The INFP suicide thread got me thinking. In that I mentioned the last time I thought about it, which is also the most seriously I've thought about it (ignoring the long period as a teenager that I can't remember very well) and the closest I've come. But the truth is it's not unusual for me. While in general I'm fairly happy, I frequently (at least once every two months) get short, sharp bouts of depression, lasting no longer than four days, in which I will usually become pre-occupied with thoughts of death and other bad ideas, like moving out on to the streets or a homeless shelter, before gradually feeling better over the course of a day or two. These are worrying because they don't seem to be triggered by anything obvious, but they are made more severe by things in my life suggesting hopelessness, and if my personal circumstances become truly hopeless they might well provide that extra push.

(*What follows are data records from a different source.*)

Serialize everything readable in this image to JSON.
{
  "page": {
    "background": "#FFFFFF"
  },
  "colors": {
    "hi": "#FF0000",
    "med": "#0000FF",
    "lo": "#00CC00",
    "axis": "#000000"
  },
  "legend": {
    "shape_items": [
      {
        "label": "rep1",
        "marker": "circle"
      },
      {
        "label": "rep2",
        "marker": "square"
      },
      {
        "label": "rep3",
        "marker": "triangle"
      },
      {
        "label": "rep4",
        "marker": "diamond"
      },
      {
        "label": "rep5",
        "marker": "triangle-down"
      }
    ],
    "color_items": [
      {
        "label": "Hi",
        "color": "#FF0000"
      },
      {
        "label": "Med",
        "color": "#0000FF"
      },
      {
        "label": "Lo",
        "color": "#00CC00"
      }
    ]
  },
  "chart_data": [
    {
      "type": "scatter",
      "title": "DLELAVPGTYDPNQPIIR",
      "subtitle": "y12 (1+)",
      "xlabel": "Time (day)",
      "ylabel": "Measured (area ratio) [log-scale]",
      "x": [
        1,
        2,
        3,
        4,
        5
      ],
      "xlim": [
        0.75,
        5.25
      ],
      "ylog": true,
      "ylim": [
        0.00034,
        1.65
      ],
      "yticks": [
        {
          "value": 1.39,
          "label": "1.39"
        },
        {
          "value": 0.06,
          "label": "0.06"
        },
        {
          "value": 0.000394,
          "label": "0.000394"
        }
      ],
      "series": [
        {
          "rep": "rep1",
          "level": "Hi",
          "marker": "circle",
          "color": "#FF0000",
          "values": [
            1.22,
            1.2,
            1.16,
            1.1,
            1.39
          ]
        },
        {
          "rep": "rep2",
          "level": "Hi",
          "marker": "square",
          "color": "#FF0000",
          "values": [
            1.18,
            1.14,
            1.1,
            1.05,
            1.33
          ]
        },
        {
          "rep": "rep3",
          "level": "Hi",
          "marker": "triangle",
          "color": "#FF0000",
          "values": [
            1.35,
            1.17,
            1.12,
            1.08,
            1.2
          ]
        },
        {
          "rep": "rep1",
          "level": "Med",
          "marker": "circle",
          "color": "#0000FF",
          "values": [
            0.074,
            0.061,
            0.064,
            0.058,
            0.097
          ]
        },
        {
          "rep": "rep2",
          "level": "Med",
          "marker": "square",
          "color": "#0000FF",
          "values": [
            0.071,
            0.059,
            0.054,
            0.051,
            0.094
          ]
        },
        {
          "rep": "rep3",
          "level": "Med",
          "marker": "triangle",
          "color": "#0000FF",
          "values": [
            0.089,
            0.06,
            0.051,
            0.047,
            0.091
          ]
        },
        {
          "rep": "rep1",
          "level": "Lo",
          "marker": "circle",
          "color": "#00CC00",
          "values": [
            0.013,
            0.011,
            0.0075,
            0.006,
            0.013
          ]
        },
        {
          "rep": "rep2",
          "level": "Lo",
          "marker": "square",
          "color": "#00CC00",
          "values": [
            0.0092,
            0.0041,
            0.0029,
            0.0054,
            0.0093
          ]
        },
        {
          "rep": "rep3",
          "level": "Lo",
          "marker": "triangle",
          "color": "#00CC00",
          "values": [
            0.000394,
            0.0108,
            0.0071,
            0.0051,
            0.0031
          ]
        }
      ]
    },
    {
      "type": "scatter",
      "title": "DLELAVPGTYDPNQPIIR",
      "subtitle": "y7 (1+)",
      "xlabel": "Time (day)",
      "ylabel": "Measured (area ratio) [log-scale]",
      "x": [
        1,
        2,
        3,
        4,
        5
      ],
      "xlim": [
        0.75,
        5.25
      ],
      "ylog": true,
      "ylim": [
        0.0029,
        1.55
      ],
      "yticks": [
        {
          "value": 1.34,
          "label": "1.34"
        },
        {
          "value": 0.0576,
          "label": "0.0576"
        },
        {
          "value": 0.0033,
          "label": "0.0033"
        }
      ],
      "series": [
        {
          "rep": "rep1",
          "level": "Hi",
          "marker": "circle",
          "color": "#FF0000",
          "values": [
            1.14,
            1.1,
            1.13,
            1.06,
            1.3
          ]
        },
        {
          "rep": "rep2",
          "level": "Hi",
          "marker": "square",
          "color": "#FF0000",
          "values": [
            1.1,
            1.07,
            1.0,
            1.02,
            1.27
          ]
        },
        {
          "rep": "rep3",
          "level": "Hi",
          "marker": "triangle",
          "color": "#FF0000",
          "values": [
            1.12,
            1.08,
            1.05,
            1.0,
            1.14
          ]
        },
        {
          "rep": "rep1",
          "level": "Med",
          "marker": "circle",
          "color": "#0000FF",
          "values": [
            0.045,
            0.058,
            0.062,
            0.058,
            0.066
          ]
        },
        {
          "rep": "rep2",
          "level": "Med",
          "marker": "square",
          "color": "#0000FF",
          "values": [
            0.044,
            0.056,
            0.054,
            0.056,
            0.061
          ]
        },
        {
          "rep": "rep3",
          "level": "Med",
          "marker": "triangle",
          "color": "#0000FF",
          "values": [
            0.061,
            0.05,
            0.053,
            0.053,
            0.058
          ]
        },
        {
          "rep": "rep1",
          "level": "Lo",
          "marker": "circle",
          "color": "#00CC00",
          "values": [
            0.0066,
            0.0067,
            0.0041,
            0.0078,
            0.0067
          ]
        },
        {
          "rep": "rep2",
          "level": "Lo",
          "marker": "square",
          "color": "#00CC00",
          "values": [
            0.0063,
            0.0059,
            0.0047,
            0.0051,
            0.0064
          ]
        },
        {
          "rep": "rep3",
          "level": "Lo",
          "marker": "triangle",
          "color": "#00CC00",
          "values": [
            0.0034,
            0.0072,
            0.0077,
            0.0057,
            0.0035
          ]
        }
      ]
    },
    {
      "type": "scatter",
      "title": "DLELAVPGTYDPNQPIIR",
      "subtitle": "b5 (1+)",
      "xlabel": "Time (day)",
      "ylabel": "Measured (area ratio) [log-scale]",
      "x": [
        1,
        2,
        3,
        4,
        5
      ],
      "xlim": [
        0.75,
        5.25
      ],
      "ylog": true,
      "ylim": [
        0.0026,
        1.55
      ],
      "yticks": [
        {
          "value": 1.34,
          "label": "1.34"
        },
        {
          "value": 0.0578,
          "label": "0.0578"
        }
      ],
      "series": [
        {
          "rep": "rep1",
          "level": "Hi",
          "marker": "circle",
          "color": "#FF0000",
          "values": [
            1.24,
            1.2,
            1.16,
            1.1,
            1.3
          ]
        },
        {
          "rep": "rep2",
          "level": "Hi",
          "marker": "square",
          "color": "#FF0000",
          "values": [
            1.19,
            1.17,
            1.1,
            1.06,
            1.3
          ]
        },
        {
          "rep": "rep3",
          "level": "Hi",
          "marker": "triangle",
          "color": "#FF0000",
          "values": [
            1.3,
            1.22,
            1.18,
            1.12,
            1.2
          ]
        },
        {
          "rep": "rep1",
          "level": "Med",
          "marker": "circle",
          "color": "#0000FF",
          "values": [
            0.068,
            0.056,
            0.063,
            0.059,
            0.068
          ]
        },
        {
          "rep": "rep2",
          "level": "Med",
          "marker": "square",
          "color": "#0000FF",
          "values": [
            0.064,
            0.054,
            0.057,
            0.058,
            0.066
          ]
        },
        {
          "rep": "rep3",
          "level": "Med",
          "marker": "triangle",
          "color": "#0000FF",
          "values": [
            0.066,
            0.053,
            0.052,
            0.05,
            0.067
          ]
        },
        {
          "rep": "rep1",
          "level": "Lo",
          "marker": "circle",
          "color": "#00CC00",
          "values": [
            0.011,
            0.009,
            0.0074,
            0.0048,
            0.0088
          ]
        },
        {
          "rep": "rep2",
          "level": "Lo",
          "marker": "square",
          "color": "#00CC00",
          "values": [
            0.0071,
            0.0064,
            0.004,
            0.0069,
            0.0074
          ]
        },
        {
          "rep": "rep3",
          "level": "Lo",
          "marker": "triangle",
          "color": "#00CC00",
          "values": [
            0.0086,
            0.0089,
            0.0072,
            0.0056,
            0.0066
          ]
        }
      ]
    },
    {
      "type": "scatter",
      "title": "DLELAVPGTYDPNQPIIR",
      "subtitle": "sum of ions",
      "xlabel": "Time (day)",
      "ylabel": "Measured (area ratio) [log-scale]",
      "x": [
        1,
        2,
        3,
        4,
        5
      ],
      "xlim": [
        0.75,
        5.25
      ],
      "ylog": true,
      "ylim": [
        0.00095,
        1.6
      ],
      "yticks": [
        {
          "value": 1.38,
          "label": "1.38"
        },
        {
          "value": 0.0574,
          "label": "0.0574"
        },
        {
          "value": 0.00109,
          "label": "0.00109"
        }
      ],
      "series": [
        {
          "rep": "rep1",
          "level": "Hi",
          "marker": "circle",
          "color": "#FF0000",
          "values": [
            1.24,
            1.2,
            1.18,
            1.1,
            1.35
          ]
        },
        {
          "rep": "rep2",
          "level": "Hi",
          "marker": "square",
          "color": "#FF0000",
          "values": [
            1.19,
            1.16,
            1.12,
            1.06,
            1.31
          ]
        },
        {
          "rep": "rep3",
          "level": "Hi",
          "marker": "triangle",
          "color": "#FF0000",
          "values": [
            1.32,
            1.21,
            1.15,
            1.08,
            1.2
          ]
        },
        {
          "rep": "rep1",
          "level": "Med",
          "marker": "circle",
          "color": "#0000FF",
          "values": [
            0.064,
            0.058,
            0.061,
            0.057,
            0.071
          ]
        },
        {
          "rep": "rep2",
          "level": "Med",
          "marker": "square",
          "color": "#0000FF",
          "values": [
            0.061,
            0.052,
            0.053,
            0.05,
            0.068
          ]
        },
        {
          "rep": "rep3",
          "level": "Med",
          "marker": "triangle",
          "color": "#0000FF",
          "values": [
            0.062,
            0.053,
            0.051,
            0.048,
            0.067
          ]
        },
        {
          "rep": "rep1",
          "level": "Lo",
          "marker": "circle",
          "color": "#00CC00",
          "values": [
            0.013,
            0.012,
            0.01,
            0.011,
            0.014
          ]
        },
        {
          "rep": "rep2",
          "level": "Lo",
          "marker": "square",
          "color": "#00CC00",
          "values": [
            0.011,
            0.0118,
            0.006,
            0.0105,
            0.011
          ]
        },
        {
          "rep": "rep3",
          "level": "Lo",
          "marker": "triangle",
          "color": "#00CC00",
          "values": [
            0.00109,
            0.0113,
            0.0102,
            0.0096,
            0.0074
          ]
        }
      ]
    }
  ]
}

So I'm wondering three things: how common is this particular pattern, has anyone had any luck overcoming it or understanding it, and might it be related to type? I wonder if dom-Fi leads to more time spent ruminating over negative feelings and not being able to leave them alone and distract yourself when they come, and if there's anything I can do to help that, or if it's entirely unrelated. In some ways I would expect Fi to be an advantage, because I do find in particular contexts I'm good at manipulating my own feelings, for example when I notice that they conflict with an ethical principle of mine or that I reach. Other people say they can't do that, if they know a feeling doesn't make sense they just accept that they've developed feelings inconsistent with their logical conclusions. I've generally imagined it to be an Fi skill to allign the two when necessary. So why do I slip so quickly from a fixation on subjects of morbid fascination (which is how it starts - I don't know if it's the trigger, or just the first sign of what's happening, as with epileptic aurae, but it's irresistable because and I can't feel much of any feeling unless it's involved, and the brain naturally seeks sufficient stimulation from wherever it can get it) into despair? Some people stay clinically depressed for months before becoming suicidal, and I don't see how they can last so long!
I've never kept a record to find out just how regularly this happens, which perhaps would be a good idea, because if it is chronologically predictable it would seem less likely to be triggered by some aspect of my mind and more likely a biological thing.